The general theory, methods, and philosophy of the Science of Guessing What Is.

June 15, 2018 | 10 Comments

Statistics Are Now Hate Facts

Hate facts are true statements about reality that our elites demand remain occult and unuttered.

Elites don’t yet say that members of the elite cannot know hate facts, but they being good gnostics do try to control the spread of hate facts among the indigenous populants of these once United States.

Examples? We had many here. See the old post “Black And White Homicide Rates: Who’s Killing Whom?” Using official statistics, numbers which are therefore beyond dispute (“That’s a joke, son”), it was demonstrated that blacks murder at much higher rates than whites, that more blacks (proportionally) kill whites than whites kill blacks, and so on.

Like all hate facts, people know the truth of these statements, but you can see from the tone of the comments that some thought it in poor taste to state in public what we all knew to be true.

The fear of hate fact haters (our elites) is that hate facts will be used to generate hate, which is to say, to infer undesirable or incorrect explanations for the hate facts. Now it has been observed that blacks kill at higher rates than whites, and have done so for many decades, but the numbers themselves do not say why the difference exists. Some will say that the difference is caused because blacks and whites are different. Which is a trivially true statement. If it wasn’t trivially true, we would never be able to tell the difference between the races. The numbers do not however say why blacks as blacks kill at higher rates than whites as whites.

What to do about the difference in murder rate (or about any hate fact) is an altogether separate question. The answer can never be found in the hate facts themselves. The numbers are barren of cause. Cause and action have to be discovered outside them. Hate fact haters say that when the wrong people learn of hate facts, the cause they ascribe will invariably be some -ism or -phobia and the action (if required) will usually or always be hate. These conclusions do not necessarily follow.

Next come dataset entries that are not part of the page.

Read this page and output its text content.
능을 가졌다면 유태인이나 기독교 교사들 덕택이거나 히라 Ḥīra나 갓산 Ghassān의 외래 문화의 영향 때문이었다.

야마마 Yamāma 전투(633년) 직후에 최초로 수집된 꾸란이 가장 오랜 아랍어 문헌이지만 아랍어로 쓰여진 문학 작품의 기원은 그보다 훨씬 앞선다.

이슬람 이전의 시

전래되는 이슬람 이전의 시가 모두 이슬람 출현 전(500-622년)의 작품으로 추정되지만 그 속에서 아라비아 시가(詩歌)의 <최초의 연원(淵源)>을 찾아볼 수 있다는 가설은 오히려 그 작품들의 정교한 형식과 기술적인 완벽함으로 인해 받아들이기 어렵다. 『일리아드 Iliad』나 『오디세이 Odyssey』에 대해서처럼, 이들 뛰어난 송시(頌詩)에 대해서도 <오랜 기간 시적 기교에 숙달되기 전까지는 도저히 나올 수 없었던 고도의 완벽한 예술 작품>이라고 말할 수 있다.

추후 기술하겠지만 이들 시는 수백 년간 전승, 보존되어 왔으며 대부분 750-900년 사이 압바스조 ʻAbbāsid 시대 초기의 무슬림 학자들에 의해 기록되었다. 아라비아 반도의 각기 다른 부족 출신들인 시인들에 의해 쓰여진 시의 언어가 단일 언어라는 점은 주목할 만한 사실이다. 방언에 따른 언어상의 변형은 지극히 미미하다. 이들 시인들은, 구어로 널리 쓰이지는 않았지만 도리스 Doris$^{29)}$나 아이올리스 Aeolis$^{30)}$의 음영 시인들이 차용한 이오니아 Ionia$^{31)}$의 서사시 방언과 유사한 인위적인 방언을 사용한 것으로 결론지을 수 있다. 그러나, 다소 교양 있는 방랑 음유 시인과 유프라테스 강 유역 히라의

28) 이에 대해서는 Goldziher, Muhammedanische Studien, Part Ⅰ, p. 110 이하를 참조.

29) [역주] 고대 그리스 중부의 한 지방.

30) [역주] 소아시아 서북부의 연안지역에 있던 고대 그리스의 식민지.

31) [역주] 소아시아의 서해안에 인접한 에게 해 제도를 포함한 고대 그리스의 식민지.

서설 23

It will be true sometimes that incorrect causes and unpalatable actions are proposed. But it is also true that hate fact haters come to incorrect causes and suggest actions that do more harm than good. We all know this story well enough about crime and race not to repeat it here.

Finally we come to confirmation about hate facts in a story discovered by reader Vince Lee. “Scholars claim that statistics ‘serve white racial interests’“.

Three British professors recently claimed that statistical analyses have been weaponized to “serve white racial interests” within academia and beyond.

Led by David Gillborn, a professor at the University of Birmingham, the professors argue that math serves white interests because it can “frequently encode racist perspectives beneath the facade of supposed quantitative objectivity.”

“Numbers are social constructs and likely to embody the dominant (racist) assumptions that shape contemporary society.”

“Contrary to popular belief, and the assertions of many quantitative researchers, numbers are neither objective nor color-blind,” Gillborn and his team assert in their article for the journal Race, Ethnicity, and Education.

7! 14! 23.5!

There’s some n-words for you, baby. N-umbers. Weapons. I slipped ’em in and you didn’t even notice.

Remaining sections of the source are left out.